Published: 01 Jan 2024, Last Modified: 06 Mar 2025ACM Multimedia 2024EveryoneRevisionsBibTeXCC BY-SA 4.0

Abstract: Semi-supervised visible-infrared person re-identification (SSVI-ReID) aims to match pedestrian images of the same identity from different modalities (visible and infrared) while only annotating visible images, which is highly related to multimedia and multi-modal processing. Existing works primarily focus on assigning accurate pseudo-labels to infrared images, but overlook the two key challenges: erroneous pseudo-labels and large modality discrepancy. To alleviate these issues, this paper proposes a novel Modality-Unified and Confidence-Guided (MUCG) semi-supervised learning method. Specifically, we first propose a Dynamic Intermediate Modality Generation (DIMG) module, which transfers knowledge from labeled visible images to unlabeled infrared images, enhancing the pseudo-label quality and bridging the modality discrepancy.

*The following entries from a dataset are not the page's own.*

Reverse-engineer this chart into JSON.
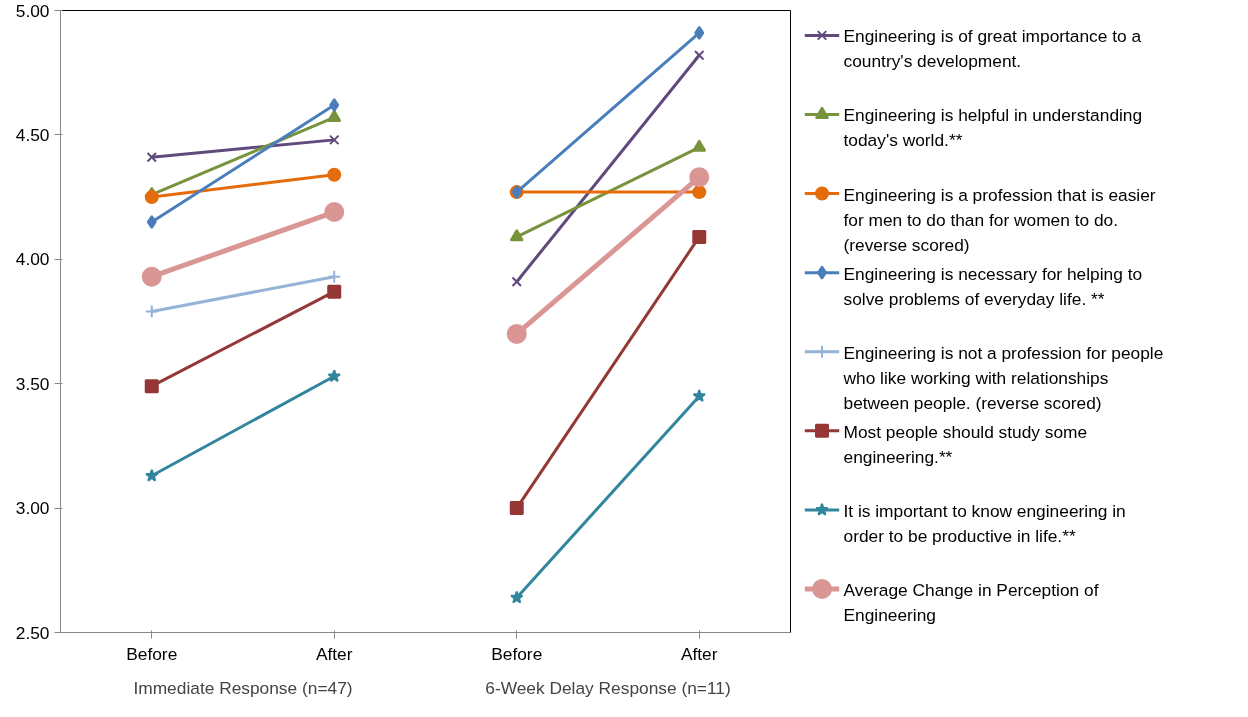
{
  "chart_data": {
    "type": "line",
    "categories": [
      "Before",
      "After",
      "Before",
      "After"
    ],
    "annotations": [
      "Immediate Response (n=47)",
      "6-Week Delay Response (n=11)"
    ],
    "ylim": [
      2.5,
      5.0
    ],
    "yticks": [
      {
        "value": 2.5,
        "label": "2.50"
      },
      {
        "value": 3.0,
        "label": "3.00"
      },
      {
        "value": 3.5,
        "label": "3.50"
      },
      {
        "value": 4.0,
        "label": "4.00"
      },
      {
        "value": 4.5,
        "label": "4.50"
      },
      {
        "value": 5.0,
        "label": "5.00"
      }
    ],
    "grid": false,
    "legend": "right",
    "series": [
      {
        "name": "Engineering is of great importance to a country's development.",
        "color": "#604a7b",
        "marker": "cross",
        "values": [
          4.41,
          4.48,
          3.91,
          4.82
        ]
      },
      {
        "name": "Engineering is helpful in understanding today's world.**",
        "color": "#77933c",
        "marker": "triangle",
        "values": [
          4.26,
          4.57,
          4.09,
          4.45
        ]
      },
      {
        "name": "Engineering is a profession that is easier for men to do than for women to do. (reverse scored)",
        "color": "#e46c0a",
        "marker": "circle",
        "values": [
          4.25,
          4.34,
          4.27,
          4.27
        ]
      },
      {
        "name": "Engineering is necessary for helping to solve problems of everyday life. **",
        "color": "#4a7ebb",
        "marker": "diamond",
        "values": [
          4.15,
          4.62,
          4.27,
          4.91
        ]
      },
      {
        "name": "Engineering is not a profession for people who like working with relationships between people. (reverse scored)",
        "color": "#95b3d7",
        "marker": "plus",
        "values": [
          3.79,
          3.93,
          null,
          null
        ]
      },
      {
        "name": "Most people should study some engineering.**",
        "color": "#953735",
        "marker": "square",
        "values": [
          3.49,
          3.87,
          3.0,
          4.09
        ]
      },
      {
        "name": "It is important to know engineering in order to be productive in life.**",
        "color": "#31859c",
        "marker": "star",
        "values": [
          3.13,
          3.53,
          2.64,
          3.45
        ]
      },
      {
        "name": "Average Change in Perception of Engineering",
        "color": "#d99694",
        "marker": "circle",
        "values": [
          3.93,
          4.19,
          3.7,
          4.33
        ]
      }
    ]
  }
}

Meanwhile, we propose a Weighted Identification Loss (WIL) that can reduce the model's dependence on erroneous labels by using confidence weighting. Moreover, an effective Modality Consistency Loss (MCL) is proposed to narrow the distribution of visible and infrared features, further narrowing the modality discrepancy and enabling the learning of modality-unified features. Extensive experiments show that the proposed MUCG has significant advantages in improving the performance of the SSVI-ReID task, surpassing the current state-of-the-art methods by a significant margin.